How to File a Medicare Grievance
Copyright © 2015 AARP
A grievance covers many types of complaints that you can bring against your Medicare Advantage or Part D drug plan — but not those that have anything to do with coverage or payment. Instead, it can focus on any aspect of a plan’s service or quality of care that requires some action from the plan to resolve. Situations when you may want to file a grievance include
Poor or unsatisfactory customer service: Plan representatives leave you on hold for ages or disconnect your call, don’t respond to your questions satisfactorily, give wrong or inadequate answers, or are rude.
Misleading information: You choose a plan on the basis of information that turns out, after enrollment, to be untrue.
Absence of important notifications: The plan doesn’t send you notices required by law — such as its Annual Notice of Change — or you find the wording of its messages difficult to understand.

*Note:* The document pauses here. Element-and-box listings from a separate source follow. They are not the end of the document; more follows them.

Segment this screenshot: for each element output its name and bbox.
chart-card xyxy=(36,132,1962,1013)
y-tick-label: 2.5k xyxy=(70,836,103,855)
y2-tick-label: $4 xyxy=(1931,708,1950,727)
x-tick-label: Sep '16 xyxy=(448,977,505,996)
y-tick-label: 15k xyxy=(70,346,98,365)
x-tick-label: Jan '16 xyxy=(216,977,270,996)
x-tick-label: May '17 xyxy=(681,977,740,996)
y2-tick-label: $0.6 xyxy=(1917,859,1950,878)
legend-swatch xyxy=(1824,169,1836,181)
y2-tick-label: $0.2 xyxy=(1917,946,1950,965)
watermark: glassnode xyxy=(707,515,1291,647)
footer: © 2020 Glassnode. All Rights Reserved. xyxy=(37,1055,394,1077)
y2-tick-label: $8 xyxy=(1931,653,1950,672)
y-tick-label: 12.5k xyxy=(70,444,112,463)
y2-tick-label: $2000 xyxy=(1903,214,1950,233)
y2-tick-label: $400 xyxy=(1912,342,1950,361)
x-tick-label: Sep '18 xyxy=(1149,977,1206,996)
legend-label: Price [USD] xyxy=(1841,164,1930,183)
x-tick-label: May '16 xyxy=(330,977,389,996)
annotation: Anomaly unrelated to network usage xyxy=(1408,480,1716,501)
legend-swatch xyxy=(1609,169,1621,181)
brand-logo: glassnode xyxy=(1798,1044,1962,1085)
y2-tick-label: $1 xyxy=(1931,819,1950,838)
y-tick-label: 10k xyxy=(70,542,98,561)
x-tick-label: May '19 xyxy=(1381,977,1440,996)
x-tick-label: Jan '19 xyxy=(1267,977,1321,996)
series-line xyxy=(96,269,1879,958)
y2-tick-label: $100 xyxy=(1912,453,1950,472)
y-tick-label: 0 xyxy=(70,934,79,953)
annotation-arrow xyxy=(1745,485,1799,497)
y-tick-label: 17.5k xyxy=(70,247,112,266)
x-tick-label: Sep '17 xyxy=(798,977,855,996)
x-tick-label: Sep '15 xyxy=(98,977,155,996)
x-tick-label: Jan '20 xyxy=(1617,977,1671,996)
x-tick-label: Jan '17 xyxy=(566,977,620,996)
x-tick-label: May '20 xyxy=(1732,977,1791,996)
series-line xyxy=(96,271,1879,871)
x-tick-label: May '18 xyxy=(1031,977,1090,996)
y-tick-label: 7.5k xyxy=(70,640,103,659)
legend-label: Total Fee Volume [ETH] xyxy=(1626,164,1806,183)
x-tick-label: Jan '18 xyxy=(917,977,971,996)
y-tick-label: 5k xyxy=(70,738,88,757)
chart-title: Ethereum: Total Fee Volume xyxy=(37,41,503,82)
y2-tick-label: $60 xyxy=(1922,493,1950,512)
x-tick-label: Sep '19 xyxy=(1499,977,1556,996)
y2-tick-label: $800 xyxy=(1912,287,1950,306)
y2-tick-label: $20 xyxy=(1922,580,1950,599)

Problems at the pharmacy: A pharmacy in your plan’s network gives you the wrong meds or makes other mistakes in dispensing your drugs.
Poor quality of care for medical services: You can’t easily get appointments or have to wait too long for them. You have a problem with your care from doctors, nurses, hospitals, or other providers in the plan’s network — including rude behavior and facility cleanliness.
Tardy responses or decisions: The plan fails to respond to your request for a coverage determination or an appeal, or it doesn’t give you its decision within the required time frame.
To file a grievance, you can call or write to the plan about your complaint. Look at the informational materials your plan sent you when you enrolled. These documents give the appropriate phone numbers and address for filing a grievance, as well as instructions for how to go about it. You can also find this info on your plan’s website.
You must file the complaint within 60 days of the incident that prompted it. (You can request an extension for a good reason, such as illness or a family crisis. Send your plan an explanation in writing, even if the 60-day deadline has passed.) The plan must respond to your complaint within 30 days of receiving it, or up to 14 days more if the plan needs longer to investigate.
If the plan decides that no action is needed — in other words, it doesn’t think your complaint is justified — you can’t appeal any further. (An exception is if it’s a quality of care issue. In that case, you have the right to take it up with your Quality Improvement Organization (QIO). Alternatively, if the plan decides your complaint should be handled as a coverage determination, it must tell you how to go about doing that.